Mon grand-père et ses souvenirs de guerre

par Alex Aguirre

Illustré par LPBJ

Mon grand-père a connu la guerre. Pas n’importe laquelle, la Seconde Guerre mondiale. Il est né en 1939 et avait 6 mois lorsque la guerre a commencé. Mon grand-père a quelques souvenirs de ce temps-là, pas grand chose mais de quoi en apprendre un peu plus sur ce qu’était Bordeaux à cette époque.

Il vient d’une famille nombreuse, bretonne, avec beaucoup de marins. Son père était infirmier et a été notamment médecin pour des navires marchands, n’ayant pas de réel médecin à bord. Il faisait par exemple partie des navires ramenant des bananes, ou encore de la morue jusqu’à Bordeaux. Par la suite, son père a été engagé en tant que chef infirmier pour la SNCF à la gare Saint-Jean de Bordeaux. Mon grand-père et sa famille habitaient donc près de la gare, dans une cité ouvrière. À cette époque, la gare et ses environs se situaient dans une zone occupée par les Allemands.

Mon grand-père a eu la chance d’avoir son père à ses côtés pendant la guerre puisque grâce à son statut d’infirmier pour la SNCF, il a été exempté. Son père était considéré comme un Monsieur. Ce n’était pas n’importe qui. C’était un homme très respecté de par son statut d’infirmier.

Parmi ses quelques souvenirs, il se souvient avoir habité à 300 mètres de l’économat de la SNCF. Sur le toit, les Allemands avaient installé une mitrailleuse. Ils faisaient souvent des essais avec des balles à blanc, mais parfois les tirs allaient jusqu’à casser les carreaux de la maison familiale. Derrière sa maison, il y avait une caserne de miliciens. Il n’habitait donc pas dans une zone facile à vivre.

D’ailleurs, sa grand-mère ne les appelait pas « les Allemands » mais les « Boches ». Celle-ci est née vers 1870, elle a connu la guerre franco-allemande de la même année et à cette époque-là ils étaient appelés ainsi.

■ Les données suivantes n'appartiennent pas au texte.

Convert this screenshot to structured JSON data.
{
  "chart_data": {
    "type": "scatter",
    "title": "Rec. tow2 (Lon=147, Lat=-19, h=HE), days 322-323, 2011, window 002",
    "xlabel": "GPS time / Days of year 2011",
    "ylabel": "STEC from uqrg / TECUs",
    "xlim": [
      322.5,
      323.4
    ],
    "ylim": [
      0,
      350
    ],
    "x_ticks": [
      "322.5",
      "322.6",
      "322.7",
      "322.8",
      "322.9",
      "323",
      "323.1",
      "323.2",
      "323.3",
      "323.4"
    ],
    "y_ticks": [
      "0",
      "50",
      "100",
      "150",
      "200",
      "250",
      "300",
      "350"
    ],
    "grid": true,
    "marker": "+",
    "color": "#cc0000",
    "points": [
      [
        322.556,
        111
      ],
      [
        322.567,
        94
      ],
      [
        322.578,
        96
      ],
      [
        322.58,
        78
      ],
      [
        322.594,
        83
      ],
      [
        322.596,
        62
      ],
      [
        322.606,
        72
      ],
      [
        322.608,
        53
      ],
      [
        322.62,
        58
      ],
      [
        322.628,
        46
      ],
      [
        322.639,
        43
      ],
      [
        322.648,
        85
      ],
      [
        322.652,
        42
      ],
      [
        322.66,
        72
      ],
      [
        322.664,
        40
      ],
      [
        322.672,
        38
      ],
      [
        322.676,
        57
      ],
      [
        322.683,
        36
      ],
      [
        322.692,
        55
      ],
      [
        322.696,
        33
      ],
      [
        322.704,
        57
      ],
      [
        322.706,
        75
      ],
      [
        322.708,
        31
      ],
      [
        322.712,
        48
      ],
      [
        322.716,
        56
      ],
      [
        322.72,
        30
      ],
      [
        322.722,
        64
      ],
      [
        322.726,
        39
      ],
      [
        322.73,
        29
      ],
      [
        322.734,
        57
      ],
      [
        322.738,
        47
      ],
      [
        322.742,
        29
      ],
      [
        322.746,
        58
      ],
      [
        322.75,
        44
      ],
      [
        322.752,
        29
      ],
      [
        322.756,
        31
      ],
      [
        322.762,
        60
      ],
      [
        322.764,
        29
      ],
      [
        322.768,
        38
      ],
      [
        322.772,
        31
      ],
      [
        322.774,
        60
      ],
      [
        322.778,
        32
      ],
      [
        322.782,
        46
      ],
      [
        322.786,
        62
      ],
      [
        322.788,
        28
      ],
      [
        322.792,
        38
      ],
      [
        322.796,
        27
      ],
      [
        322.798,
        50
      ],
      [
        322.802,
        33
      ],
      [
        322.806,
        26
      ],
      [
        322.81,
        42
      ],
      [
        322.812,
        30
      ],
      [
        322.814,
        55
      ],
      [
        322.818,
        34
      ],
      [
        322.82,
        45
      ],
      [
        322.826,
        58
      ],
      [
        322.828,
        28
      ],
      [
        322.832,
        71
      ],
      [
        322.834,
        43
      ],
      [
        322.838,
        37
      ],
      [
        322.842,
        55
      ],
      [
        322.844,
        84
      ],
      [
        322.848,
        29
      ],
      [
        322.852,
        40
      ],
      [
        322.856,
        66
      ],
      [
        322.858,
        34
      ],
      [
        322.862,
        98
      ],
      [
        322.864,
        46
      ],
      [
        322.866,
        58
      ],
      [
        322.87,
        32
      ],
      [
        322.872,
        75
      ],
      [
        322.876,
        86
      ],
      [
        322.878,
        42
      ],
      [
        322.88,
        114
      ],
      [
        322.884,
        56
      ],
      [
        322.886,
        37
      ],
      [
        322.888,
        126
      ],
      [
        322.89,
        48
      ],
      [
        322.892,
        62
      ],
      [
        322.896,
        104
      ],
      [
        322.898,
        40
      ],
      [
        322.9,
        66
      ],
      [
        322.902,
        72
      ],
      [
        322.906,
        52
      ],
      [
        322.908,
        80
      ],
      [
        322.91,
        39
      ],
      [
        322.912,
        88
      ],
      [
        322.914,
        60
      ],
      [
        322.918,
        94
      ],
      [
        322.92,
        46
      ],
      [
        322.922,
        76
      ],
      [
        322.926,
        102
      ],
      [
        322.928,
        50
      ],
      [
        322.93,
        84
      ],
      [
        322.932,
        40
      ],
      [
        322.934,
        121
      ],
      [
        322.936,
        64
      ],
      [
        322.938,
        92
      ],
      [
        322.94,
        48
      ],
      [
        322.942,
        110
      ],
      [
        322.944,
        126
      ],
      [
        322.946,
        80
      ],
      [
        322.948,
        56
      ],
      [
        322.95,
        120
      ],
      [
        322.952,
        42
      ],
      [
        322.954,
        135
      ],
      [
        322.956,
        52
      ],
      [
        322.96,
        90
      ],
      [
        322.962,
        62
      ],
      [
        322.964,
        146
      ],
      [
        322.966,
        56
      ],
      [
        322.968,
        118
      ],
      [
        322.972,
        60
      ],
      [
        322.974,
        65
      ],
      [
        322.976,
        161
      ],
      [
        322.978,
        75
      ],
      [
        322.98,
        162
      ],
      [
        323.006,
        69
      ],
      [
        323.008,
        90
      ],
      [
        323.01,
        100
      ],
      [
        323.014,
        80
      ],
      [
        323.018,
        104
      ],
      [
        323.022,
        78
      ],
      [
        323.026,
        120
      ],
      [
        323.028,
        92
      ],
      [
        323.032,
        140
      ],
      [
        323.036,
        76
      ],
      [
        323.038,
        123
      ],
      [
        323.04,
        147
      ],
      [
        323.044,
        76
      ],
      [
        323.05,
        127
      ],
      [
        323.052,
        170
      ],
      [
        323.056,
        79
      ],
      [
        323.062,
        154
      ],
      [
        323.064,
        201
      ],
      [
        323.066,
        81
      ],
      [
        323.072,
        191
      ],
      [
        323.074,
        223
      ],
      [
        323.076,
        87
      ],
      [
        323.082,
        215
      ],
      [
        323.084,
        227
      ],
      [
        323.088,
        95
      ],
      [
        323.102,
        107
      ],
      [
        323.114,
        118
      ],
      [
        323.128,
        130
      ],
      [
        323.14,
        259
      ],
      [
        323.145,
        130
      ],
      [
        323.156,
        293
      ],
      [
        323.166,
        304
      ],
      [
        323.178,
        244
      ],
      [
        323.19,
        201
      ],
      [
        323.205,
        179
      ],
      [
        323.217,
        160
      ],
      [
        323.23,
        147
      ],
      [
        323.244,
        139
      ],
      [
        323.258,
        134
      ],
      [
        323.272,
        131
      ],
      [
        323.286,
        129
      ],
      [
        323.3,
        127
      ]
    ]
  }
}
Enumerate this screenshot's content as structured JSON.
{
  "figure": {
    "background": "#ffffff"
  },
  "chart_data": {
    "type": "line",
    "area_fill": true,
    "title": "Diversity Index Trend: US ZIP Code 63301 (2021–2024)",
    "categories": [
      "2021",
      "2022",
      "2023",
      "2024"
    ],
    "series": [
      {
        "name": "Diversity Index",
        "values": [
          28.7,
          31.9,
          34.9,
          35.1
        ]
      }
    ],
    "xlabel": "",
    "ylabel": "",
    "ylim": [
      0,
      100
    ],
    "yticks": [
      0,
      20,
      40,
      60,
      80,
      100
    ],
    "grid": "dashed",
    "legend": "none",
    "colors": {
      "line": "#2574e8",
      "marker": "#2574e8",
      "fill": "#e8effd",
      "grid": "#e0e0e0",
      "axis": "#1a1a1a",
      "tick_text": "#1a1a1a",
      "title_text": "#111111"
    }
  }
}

Lorsque les Allemands venaient à la maison, car oui, cela arrivait souvent, sa grand-mère restait toujours derrière eux, de peur qu’ils ne volent les draps.

Mon grand-père se souvient avoir vécu les bombardements et avoir dû se cacher pour se protéger, comme ce que l’on peut voir dans certains films parlant de cette époque. Il n’a pas beaucoup de souvenirs de la guerre. Ce sont surtout des flashs qui lui apparaissent de temps à autre. Parfois lorsqu’il regarde un film évoquant cette période, d’autre fois en regardant les informations lorsqu’ils évoquent une guerre. 

Mon grand-père a 84 ans, et pourtant il a vécu à sa façon, de ses yeux d’enfant cette guerre. Ses souvenirs sont peut-être moindres, mais ils sont présents. Comme il me le dit, ce ne sont pas les souvenirs en tant que tels qu’ils lui restent mais les émotions qu’il a pu ressentir. La peur de la période, comme l’innocence de l’enfance.

Mon grand-père me parle souvent de son passé. Son travail, ses copains, son enfance ; et cette histoire en était une parmi tant d’autres qui sont à raconter.